A Versus Movie Would Be Better Than Generations
Of course, the real appeal of making Star Trek: Generations into a slugfest would be seeing Captain Kirk and Captain Picard get into a knock-down, drag-out fight with fists and phasers. From the very beginning, Picard was situated as someone who approached both daily life and cosmic dangers very differently from his famous predecessor. In short, Kirk and Picard would have natural ideological differences that could lead to a fight, and fans would definitely go nuts seeing their most vicious “which Star Trek captain is better” debates play out on the big screen.

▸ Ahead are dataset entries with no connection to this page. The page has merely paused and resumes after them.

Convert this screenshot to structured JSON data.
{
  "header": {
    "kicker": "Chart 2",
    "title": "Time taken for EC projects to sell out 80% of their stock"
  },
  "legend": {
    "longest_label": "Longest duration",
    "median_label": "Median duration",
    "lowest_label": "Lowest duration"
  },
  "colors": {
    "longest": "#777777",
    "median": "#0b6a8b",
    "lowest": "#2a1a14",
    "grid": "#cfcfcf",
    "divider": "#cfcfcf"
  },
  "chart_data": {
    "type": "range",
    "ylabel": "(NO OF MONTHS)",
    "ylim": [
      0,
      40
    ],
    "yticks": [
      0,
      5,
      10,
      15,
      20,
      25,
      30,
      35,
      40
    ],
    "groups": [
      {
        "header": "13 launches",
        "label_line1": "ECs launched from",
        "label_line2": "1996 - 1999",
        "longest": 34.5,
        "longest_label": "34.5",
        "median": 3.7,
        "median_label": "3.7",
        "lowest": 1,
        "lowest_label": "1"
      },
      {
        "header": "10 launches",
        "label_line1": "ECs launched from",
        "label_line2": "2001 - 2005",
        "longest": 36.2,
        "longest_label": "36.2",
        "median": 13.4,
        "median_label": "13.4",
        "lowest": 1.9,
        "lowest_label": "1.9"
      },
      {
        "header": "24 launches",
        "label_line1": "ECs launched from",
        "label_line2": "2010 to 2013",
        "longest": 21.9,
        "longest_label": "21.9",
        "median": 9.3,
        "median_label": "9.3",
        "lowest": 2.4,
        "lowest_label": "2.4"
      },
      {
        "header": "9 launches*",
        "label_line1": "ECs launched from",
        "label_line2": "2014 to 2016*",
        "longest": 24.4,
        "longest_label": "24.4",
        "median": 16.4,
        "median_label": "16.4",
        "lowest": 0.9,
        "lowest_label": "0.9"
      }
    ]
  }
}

Kirk Is Not Afraid To Get Physical
I’m not trying to dunk on his character, but it would make perfect sense for Captain Kirk to be the aggressor towards Picard before the two inevitably find common ground. Keep in mind that Kirk is a guy who nearly died fighting his best friend and even got into a fistfight with his son when they first met in The Wrath of Khan (admittedly, the kid came at him with a knife). If this guy isn’t afraid to smack around those closest to him, then he most certainly wouldn’t hesitate to lay a few of his famous Kirk punches on a relative stranger like Picard.
William Shatner Wrote Kirk Vs. Picard
Incidentally, we already know that Kirk actor William Shatner would have preferred this version of Star Trek: Generations. In his Trek book The Return (cowritten by Enterprise writers Judith and Garfield Reeves-Stevens), Kirk is resurrected and given false memories that eventually cause him to come to blows with Picard (on a “Relics” style holodeck recreation of the original Enterprise bridge, no less).
Simply put, pitting these two captains against each other is such a great idea that Shatner made it happen in a surprisingly good book, and I have to agree that he’s right: this would have been an unforgettable big-screen battle. As Kirk himself put it in Star Trek: Generations, “who am I to argue with the captain of the Enterprise?”